Ihr zu Gefallen tut er es, und ihre Augen fahren mit einer gewissen Bewunderung das lange Gestell von den Füßen bis zum Scheitelpunkt ab. «Einen Meter neunzigzwo», sagt der lange Mensch, «a Skelettgigerl, ich weiß.» Und er beginnt stehend seinen Solovortrag «Ich bin ein armer magerer Mann»:

«Ach, es ist doch schrecklich gwiß,

Wenn der Mensch recht mager ist;

Ich bin mager, welche Pein,

Mager wie ein Suppenbein.»

Karl Valentin, Liesl Karlstadt und Beppo Benz im Salvatorkeller.«In einer Ecke brütet ein Paar. Der Mann, blaß, mit kleinem, spärlich rotbehaartem Schädel und verschreckter Clownsnase, sitzt vorgebeugt – die Frau, kugelig, hübsch, ein bißchen küchenrot, hat ein Heft vor sich und schreibt. Das heißt: Sie kaut gerade nachdenklich am Federhalter.» Anton Kuh 1928.

«Liegt vielleicht in der Familie», sagt die eher zur Molligkeit neigende Liesl teilnehmend.

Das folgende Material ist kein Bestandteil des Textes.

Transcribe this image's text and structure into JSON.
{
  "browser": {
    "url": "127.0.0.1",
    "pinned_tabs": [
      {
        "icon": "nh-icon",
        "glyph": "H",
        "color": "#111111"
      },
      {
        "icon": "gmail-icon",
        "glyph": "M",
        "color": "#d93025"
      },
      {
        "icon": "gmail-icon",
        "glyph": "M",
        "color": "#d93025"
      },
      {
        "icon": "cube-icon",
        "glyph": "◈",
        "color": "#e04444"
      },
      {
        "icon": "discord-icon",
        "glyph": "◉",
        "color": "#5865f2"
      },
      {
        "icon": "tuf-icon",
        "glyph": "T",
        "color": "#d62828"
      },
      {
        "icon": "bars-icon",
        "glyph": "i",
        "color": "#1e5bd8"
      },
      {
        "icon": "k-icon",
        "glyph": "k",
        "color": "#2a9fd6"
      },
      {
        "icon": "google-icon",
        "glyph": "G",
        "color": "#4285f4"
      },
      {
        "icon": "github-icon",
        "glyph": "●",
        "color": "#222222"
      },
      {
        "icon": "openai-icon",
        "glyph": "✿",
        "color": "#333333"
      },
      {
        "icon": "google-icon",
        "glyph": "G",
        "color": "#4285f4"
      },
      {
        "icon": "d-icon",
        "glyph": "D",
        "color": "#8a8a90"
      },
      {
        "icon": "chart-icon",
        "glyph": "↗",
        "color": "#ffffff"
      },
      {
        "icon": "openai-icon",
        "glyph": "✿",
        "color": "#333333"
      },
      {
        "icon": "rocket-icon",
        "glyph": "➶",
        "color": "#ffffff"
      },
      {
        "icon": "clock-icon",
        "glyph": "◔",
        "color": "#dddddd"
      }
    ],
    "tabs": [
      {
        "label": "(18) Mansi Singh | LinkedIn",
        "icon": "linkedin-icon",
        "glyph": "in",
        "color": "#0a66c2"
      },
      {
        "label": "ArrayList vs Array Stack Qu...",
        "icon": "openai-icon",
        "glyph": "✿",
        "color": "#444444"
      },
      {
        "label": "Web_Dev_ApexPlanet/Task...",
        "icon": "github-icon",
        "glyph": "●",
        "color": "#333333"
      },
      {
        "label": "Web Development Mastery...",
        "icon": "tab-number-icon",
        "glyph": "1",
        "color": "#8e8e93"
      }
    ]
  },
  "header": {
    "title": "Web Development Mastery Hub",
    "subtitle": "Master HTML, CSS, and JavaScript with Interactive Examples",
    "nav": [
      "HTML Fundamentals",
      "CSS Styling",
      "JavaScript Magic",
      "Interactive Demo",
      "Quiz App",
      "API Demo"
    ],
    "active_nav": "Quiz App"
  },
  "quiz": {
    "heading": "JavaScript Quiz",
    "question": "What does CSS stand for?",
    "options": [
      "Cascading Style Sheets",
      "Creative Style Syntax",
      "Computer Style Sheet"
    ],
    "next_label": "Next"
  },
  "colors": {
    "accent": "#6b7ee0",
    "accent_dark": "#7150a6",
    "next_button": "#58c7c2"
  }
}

«Nein, nein, ich versteh das nicht, daß mich die Natur so grauslich zsammgricht hat. Ich versteh’s nicht, denn mein Vater wiegt über drei Zentner, meine Mutter über zwei Zentner, und meine Schwester hat einen Bahnexpeditor geheirat, und gerade ich muß so mager sein. Ja, jetzt tut’s es ja noch, aber früher solln S’ mich gsehn habn, gleich nach der Geburt, da hab ich ausgschaut wie a Salami. Darum hab ich auch als kleines Kind keine Wiege nicht gebraucht, mich hat meine Mutter ganz einfach in einen Lampenzylinder neigsteckt und mich am Tisch umhergewalkerlt, so mager war ich.»

«War ja nur a Frag», sagt sie, aber der hört gar nicht auf damit: «Und trotzdem ist mein Vater stolz auf mich, der mag die fetten Kinder selber nicht; und grad deshalb, weil ich so mager bin, drum mag er mich so gern …»

«Hörn S’ auf, hörn S’ auf.» Da hat er auch schon aufgehört und ist in den Anblick eines dicken bayerischen Ehepaars versunken, das malmend Riesenbrocken von Leberkäs in die fettigen Münder schiebt und mit einem Liter Bier nachspült.

Liesls Augen folgen seinem Blick, froh über die Ablenkung. Ihr kommt der Valentin vor wie ein Kind, voll unersättlicher Lust am immer gleichen Spiel, bis zum Überdruß. Jetzt fasziniert sie seine hingerissene Miene, mit der er das Volk ringsum wahrnimmt. So intensiv fühlt er sich in die Kalbsbraten, Kalbshaxn, Kartoffelsalat mit Schweinsbraten, Riesenknödel und schmalztriefende Rohrnudeln in sich hineinmampfenden Menschen versetzt, daß seine Kinnladen mitmalmen, sein Mund sich mit dem der anderen öffnet und schließt, er schluckt mit demselben lauten Geräusch, hockt breit und behaglich da wie sie, ein Großkopferter unter anderen Großkopferten, der sich für die Entbehrungen des Kleinbürgerstands entschädigt.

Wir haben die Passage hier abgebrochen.